Smart Sensing plays a key role in the transition from traditional to Smart Factory. Compared to a few years ago, the joint adoption of different types of sensors is revolutionary, an important innovation enabling improved interconnection and cooperation between components and persons in operational processes. It is above all in this sense that, as the main enabling technology of a 4.0 scenario, an exchange of information occurs, which is not limited to the physical boundaries of the factory, but also allows to manage production and data from and to the outside. This intense collaboration between technology and persons makes the process more transparent, productive and profitable. An evolution which opens up new ways of working in the factory, removing constraints and creating new opportunities, both operational and business. A process requiring new skills to fully exploit their potential.

The Motion Terminal VTEM for more precise energy monitoring.  Smart Sensing for an Intelligent Factory 1 3
The Motion Terminal VTEM for more precise energy monitoring.

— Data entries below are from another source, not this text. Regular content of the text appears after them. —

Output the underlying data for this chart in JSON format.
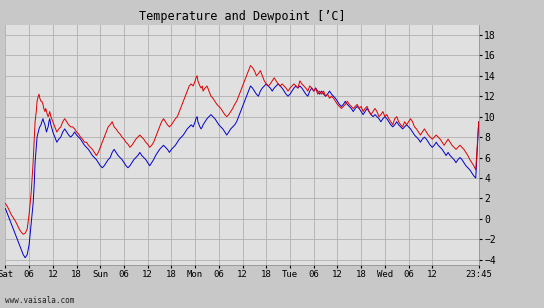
{
  "title": "Temperature and Dewpoint [’C]",
  "ylabel_right_ticks": [
    -4,
    -2,
    0,
    2,
    4,
    6,
    8,
    10,
    12,
    14,
    16,
    18
  ],
  "ylim": [
    -4.5,
    19.0
  ],
  "background_color": "#c8c8c8",
  "plot_bg_color": "#e0e0e0",
  "grid_color": "#b0b0b0",
  "temp_color": "#dd0000",
  "dewp_color": "#0000cc",
  "watermark": "www.vaisala.com",
  "xtick_labels": [
    "Sat",
    "06",
    "12",
    "18",
    "Sun",
    "06",
    "12",
    "18",
    "Mon",
    "06",
    "12",
    "18",
    "Tue",
    "06",
    "12",
    "18",
    "Wed",
    "06",
    "12",
    "23:45"
  ],
  "xtick_positions": [
    0,
    6,
    12,
    18,
    24,
    30,
    36,
    42,
    48,
    54,
    60,
    66,
    72,
    78,
    84,
    90,
    96,
    102,
    108,
    119.75
  ],
  "xmax": 119.75,
  "temp_x": [
    0.0,
    0.5,
    1.0,
    1.5,
    2.0,
    2.5,
    3.0,
    3.5,
    4.0,
    4.5,
    5.0,
    5.5,
    6.0,
    6.5,
    7.0,
    7.3,
    7.5,
    7.8,
    8.0,
    8.3,
    8.5,
    8.7,
    9.0,
    9.2,
    9.5,
    9.7,
    10.0,
    10.2,
    10.4,
    10.6,
    10.8,
    11.0,
    11.2,
    11.5,
    12.0,
    12.5,
    13.0,
    13.5,
    14.0,
    14.5,
    15.0,
    15.5,
    16.0,
    16.5,
    17.0,
    17.5,
    18.0,
    18.5,
    19.0,
    19.5,
    20.0,
    20.5,
    21.0,
    21.5,
    22.0,
    22.5,
    23.0,
    23.5,
    24.0,
    24.5,
    25.0,
    25.5,
    26.0,
    26.5,
    27.0,
    27.5,
    28.0,
    28.5,
    29.0,
    29.5,
    30.0,
    30.5,
    31.0,
    31.5,
    32.0,
    32.5,
    33.0,
    33.5,
    34.0,
    34.5,
    35.0,
    35.5,
    36.0,
    36.5,
    37.0,
    37.5,
    38.0,
    38.5,
    39.0,
    39.5,
    40.0,
    40.5,
    41.0,
    41.5,
    42.0,
    42.5,
    43.0,
    43.5,
    44.0,
    44.5,
    45.0,
    45.5,
    46.0,
    46.5,
    47.0,
    47.5,
    48.0,
    48.2,
    48.5,
    48.7,
    49.0,
    49.2,
    49.5,
    49.8,
    50.0,
    50.5,
    51.0,
    51.5,
    52.0,
    52.5,
    53.0,
    53.5,
    54.0,
    54.5,
    55.0,
    55.5,
    56.0,
    56.5,
    57.0,
    57.5,
    58.0,
    58.5,
    59.0,
    59.5,
    60.0,
    60.5,
    61.0,
    61.5,
    62.0,
    62.5,
    63.0,
    63.5,
    64.0,
    64.5,
    65.0,
    65.5,
    66.0,
    66.5,
    67.0,
    67.5,
    68.0,
    68.5,
    69.0,
    69.5,
    70.0,
    70.5,
    71.0,
    71.5,
    72.0,
    72.5,
    73.0,
    73.5,
    74.0,
    74.5,
    75.0,
    75.5,
    76.0,
    76.5,
    77.0,
    77.5,
    78.0,
    78.5,
    79.0,
    79.5,
    80.0,
    80.5,
    81.0,
    81.5,
    82.0,
    82.5,
    83.0,
    83.5,
    84.0,
    84.5,
    85.0,
    85.5,
    86.0,
    86.5,
    87.0,
    87.5,
    88.0,
    88.5,
    89.0,
    89.5,
    90.0,
    90.5,
    91.0,
    91.5,
    92.0,
    92.5,
    93.0,
    93.5,
    94.0,
    94.5,
    95.0,
    95.5,
    96.0,
    96.5,
    97.0,
    97.5,
    98.0,
    98.5,
    99.0,
    99.5,
    100.0,
    100.5,
    101.0,
    101.5,
    102.0,
    102.5,
    103.0,
    103.5,
    104.0,
    104.5,
    105.0,
    105.5,
    106.0,
    106.5,
    107.0,
    107.5,
    108.0,
    108.5,
    109.0,
    109.5,
    110.0,
    110.5,
    111.0,
    111.5,
    112.0,
    112.5,
    113.0,
    113.5,
    114.0,
    114.5,
    115.0,
    115.5,
    116.0,
    116.5,
    117.0,
    117.5,
    118.0,
    118.5,
    119.0,
    119.75
  ],
  "temp_y": [
    1.5,
    1.2,
    0.8,
    0.4,
    0.1,
    -0.2,
    -0.6,
    -1.0,
    -1.3,
    -1.5,
    -1.4,
    -1.0,
    0.5,
    2.5,
    5.5,
    8.0,
    9.5,
    10.5,
    11.5,
    12.0,
    12.2,
    11.8,
    11.5,
    11.5,
    11.2,
    10.8,
    10.5,
    10.8,
    10.5,
    10.2,
    10.0,
    10.2,
    10.5,
    10.0,
    9.5,
    9.0,
    8.5,
    8.8,
    9.0,
    9.5,
    9.8,
    9.5,
    9.2,
    9.0,
    9.0,
    8.8,
    8.5,
    8.3,
    8.0,
    7.8,
    7.5,
    7.5,
    7.2,
    7.0,
    6.8,
    6.5,
    6.2,
    6.5,
    7.0,
    7.5,
    8.0,
    8.5,
    9.0,
    9.2,
    9.5,
    9.0,
    8.8,
    8.5,
    8.3,
    8.0,
    7.8,
    7.5,
    7.3,
    7.0,
    7.2,
    7.5,
    7.8,
    8.0,
    8.2,
    8.0,
    7.8,
    7.5,
    7.3,
    7.0,
    7.2,
    7.5,
    8.0,
    8.5,
    9.0,
    9.5,
    9.8,
    9.5,
    9.2,
    9.0,
    9.2,
    9.5,
    9.8,
    10.0,
    10.5,
    11.0,
    11.5,
    12.0,
    12.5,
    13.0,
    13.2,
    13.0,
    13.5,
    13.8,
    14.0,
    13.5,
    13.2,
    13.0,
    12.8,
    13.0,
    12.5,
    12.8,
    13.0,
    12.5,
    12.0,
    11.8,
    11.5,
    11.2,
    11.0,
    10.8,
    10.5,
    10.2,
    10.0,
    10.2,
    10.5,
    10.8,
    11.2,
    11.5,
    12.0,
    12.5,
    13.0,
    13.5,
    14.0,
    14.5,
    15.0,
    14.8,
    14.5,
    14.0,
    14.2,
    14.5,
    14.0,
    13.5,
    13.2,
    13.0,
    13.2,
    13.5,
    13.8,
    13.5,
    13.2,
    13.0,
    13.2,
    13.0,
    12.8,
    12.5,
    12.8,
    13.0,
    13.2,
    13.0,
    12.8,
    13.5,
    13.2,
    13.0,
    12.8,
    12.5,
    13.0,
    12.8,
    12.5,
    12.8,
    12.2,
    12.5,
    12.2,
    12.5,
    12.0,
    12.2,
    11.8,
    12.0,
    11.8,
    11.5,
    11.2,
    11.0,
    10.8,
    11.0,
    11.2,
    11.5,
    11.2,
    11.0,
    10.8,
    11.0,
    11.2,
    10.8,
    11.0,
    10.5,
    10.8,
    11.0,
    10.5,
    10.2,
    10.5,
    10.8,
    10.5,
    10.0,
    10.2,
    10.5,
    10.0,
    10.2,
    9.8,
    9.5,
    9.2,
    9.8,
    10.0,
    9.5,
    9.2,
    9.0,
    9.5,
    9.2,
    9.5,
    9.8,
    9.5,
    9.0,
    8.8,
    8.5,
    8.2,
    8.5,
    8.8,
    8.5,
    8.2,
    8.0,
    7.8,
    8.0,
    8.2,
    8.0,
    7.8,
    7.5,
    7.2,
    7.5,
    7.8,
    7.5,
    7.2,
    7.0,
    6.8,
    7.0,
    7.2,
    7.0,
    6.8,
    6.5,
    6.2,
    5.8,
    5.5,
    5.2,
    4.8,
    9.5
  ],
  "dewp_x": [
    0.0,
    0.5,
    1.0,
    1.5,
    2.0,
    2.5,
    3.0,
    3.5,
    4.0,
    4.5,
    5.0,
    5.5,
    6.0,
    6.5,
    7.0,
    7.3,
    7.5,
    7.8,
    8.0,
    8.3,
    8.5,
    8.7,
    9.0,
    9.2,
    9.5,
    9.7,
    10.0,
    10.2,
    10.4,
    10.6,
    10.8,
    11.0,
    11.2,
    11.5,
    12.0,
    12.5,
    13.0,
    13.5,
    14.0,
    14.5,
    15.0,
    15.5,
    16.0,
    16.5,
    17.0,
    17.5,
    18.0,
    18.5,
    19.0,
    19.5,
    20.0,
    20.5,
    21.0,
    21.5,
    22.0,
    22.5,
    23.0,
    23.5,
    24.0,
    24.5,
    25.0,
    25.5,
    26.0,
    26.5,
    27.0,
    27.5,
    28.0,
    28.5,
    29.0,
    29.5,
    30.0,
    30.5,
    31.0,
    31.5,
    32.0,
    32.5,
    33.0,
    33.5,
    34.0,
    34.5,
    35.0,
    35.5,
    36.0,
    36.5,
    37.0,
    37.5,
    38.0,
    38.5,
    39.0,
    39.5,
    40.0,
    40.5,
    41.0,
    41.5,
    42.0,
    42.5,
    43.0,
    43.5,
    44.0,
    44.5,
    45.0,
    45.5,
    46.0,
    46.5,
    47.0,
    47.5,
    48.0,
    48.2,
    48.5,
    48.7,
    49.0,
    49.2,
    49.5,
    49.8,
    50.0,
    50.5,
    51.0,
    51.5,
    52.0,
    52.5,
    53.0,
    53.5,
    54.0,
    54.5,
    55.0,
    55.5,
    56.0,
    56.5,
    57.0,
    57.5,
    58.0,
    58.5,
    59.0,
    59.5,
    60.0,
    60.5,
    61.0,
    61.5,
    62.0,
    62.5,
    63.0,
    63.5,
    64.0,
    64.5,
    65.0,
    65.5,
    66.0,
    66.5,
    67.0,
    67.5,
    68.0,
    68.5,
    69.0,
    69.5,
    70.0,
    70.5,
    71.0,
    71.5,
    72.0,
    72.5,
    73.0,
    73.5,
    74.0,
    74.5,
    75.0,
    75.5,
    76.0,
    76.5,
    77.0,
    77.5,
    78.0,
    78.5,
    79.0,
    79.5,
    80.0,
    80.5,
    81.0,
    81.5,
    82.0,
    82.5,
    83.0,
    83.5,
    84.0,
    84.5,
    85.0,
    85.5,
    86.0,
    86.5,
    87.0,
    87.5,
    88.0,
    88.5,
    89.0,
    89.5,
    90.0,
    90.5,
    91.0,
    91.5,
    92.0,
    92.5,
    93.0,
    93.5,
    94.0,
    94.5,
    95.0,
    95.5,
    96.0,
    96.5,
    97.0,
    97.5,
    98.0,
    98.5,
    99.0,
    99.5,
    100.0,
    100.5,
    101.0,
    101.5,
    102.0,
    102.5,
    103.0,
    103.5,
    104.0,
    104.5,
    105.0,
    105.5,
    106.0,
    106.5,
    107.0,
    107.5,
    108.0,
    108.5,
    109.0,
    109.5,
    110.0,
    110.5,
    111.0,
    111.5,
    112.0,
    112.5,
    113.0,
    113.5,
    114.0,
    114.5,
    115.0,
    115.5,
    116.0,
    116.5,
    117.0,
    117.5,
    118.0,
    118.5,
    119.0,
    119.75
  ],
  "dewp_y": [
    1.0,
    0.5,
    0.0,
    -0.5,
    -1.0,
    -1.5,
    -2.0,
    -2.5,
    -3.0,
    -3.5,
    -3.8,
    -3.5,
    -2.5,
    -0.5,
    1.5,
    3.5,
    5.5,
    7.0,
    8.0,
    8.5,
    8.8,
    9.0,
    9.2,
    9.5,
    9.8,
    9.5,
    9.2,
    8.8,
    8.5,
    8.8,
    9.0,
    9.5,
    9.8,
    9.2,
    8.5,
    8.0,
    7.5,
    7.8,
    8.0,
    8.5,
    8.8,
    8.5,
    8.2,
    8.0,
    8.2,
    8.5,
    8.2,
    8.0,
    7.8,
    7.5,
    7.2,
    7.0,
    6.8,
    6.5,
    6.2,
    6.0,
    5.8,
    5.5,
    5.2,
    5.0,
    5.2,
    5.5,
    5.8,
    6.0,
    6.5,
    6.8,
    6.5,
    6.2,
    6.0,
    5.8,
    5.5,
    5.2,
    5.0,
    5.2,
    5.5,
    5.8,
    6.0,
    6.2,
    6.5,
    6.2,
    6.0,
    5.8,
    5.5,
    5.2,
    5.5,
    5.8,
    6.2,
    6.5,
    6.8,
    7.0,
    7.2,
    7.0,
    6.8,
    6.5,
    6.8,
    7.0,
    7.2,
    7.5,
    7.8,
    8.0,
    8.2,
    8.5,
    8.8,
    9.0,
    9.2,
    9.0,
    9.5,
    9.8,
    10.0,
    9.5,
    9.2,
    9.0,
    8.8,
    9.0,
    9.2,
    9.5,
    9.8,
    10.0,
    10.2,
    10.0,
    9.8,
    9.5,
    9.2,
    9.0,
    8.8,
    8.5,
    8.2,
    8.5,
    8.8,
    9.0,
    9.2,
    9.5,
    10.0,
    10.5,
    11.0,
    11.5,
    12.0,
    12.5,
    13.0,
    12.8,
    12.5,
    12.2,
    12.0,
    12.5,
    12.8,
    13.0,
    13.2,
    13.0,
    12.8,
    12.5,
    12.8,
    13.0,
    13.2,
    13.0,
    12.8,
    12.5,
    12.2,
    12.0,
    12.2,
    12.5,
    12.8,
    13.0,
    12.8,
    13.0,
    12.8,
    12.5,
    12.2,
    12.0,
    12.5,
    12.8,
    12.5,
    12.8,
    12.5,
    12.2,
    12.5,
    12.2,
    12.0,
    12.2,
    12.5,
    12.2,
    12.0,
    11.8,
    11.5,
    11.2,
    11.0,
    11.2,
    11.5,
    11.2,
    11.0,
    10.8,
    10.5,
    10.8,
    11.0,
    10.8,
    10.5,
    10.2,
    10.5,
    10.8,
    10.5,
    10.2,
    10.0,
    10.2,
    10.0,
    9.8,
    9.5,
    9.8,
    10.0,
    9.8,
    9.5,
    9.2,
    9.0,
    9.2,
    9.5,
    9.2,
    9.0,
    8.8,
    9.0,
    9.2,
    9.0,
    8.8,
    8.5,
    8.2,
    8.0,
    7.8,
    7.5,
    7.8,
    8.0,
    7.8,
    7.5,
    7.2,
    7.0,
    7.2,
    7.5,
    7.2,
    7.0,
    6.8,
    6.5,
    6.2,
    6.5,
    6.2,
    6.0,
    5.8,
    5.5,
    5.8,
    6.0,
    5.8,
    5.5,
    5.2,
    5.0,
    4.8,
    4.5,
    4.2,
    4.0,
    9.5
  ]
}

Sensors and artificial intelligence: when there is strength in numbers

Sensor technologies and Artificial Intelligence (AI) solutions have paved the way for a new, more operational and conscious productivity category. They can therefore be considered the driving force of the industrial revolution, which has brought digitisation into an area linked to classic production and distribution logic. With ever more sophisticated sensors and data analysis, technology has come to introduce intelligence into factories and warehouses, overturning traditional processes. At Festo, the proposal for increasingly optimised sensors and the integration of AI in the new systems is already a reality, carried out with the aim of further increasing the productivity of its customers through machines designed for self-learning. Sensing is also at the basis of Energy Efficiency: through the use of devices now completed with integrated sensors, consumption may be monitored with certainty to try to optimise and predict it through the use of AI. Festo in this respect allows monitoring via MSE6 devices such as E2M, C2M and D2M at line level, and VTEM at a more precise level. Through the connection of other sensors, data is available to optimise quality and production. This is the case of SDAP, which is used to detect the position of SFAB series actuators and flow monitoring sensors, which use IO-Link point-to-point communication.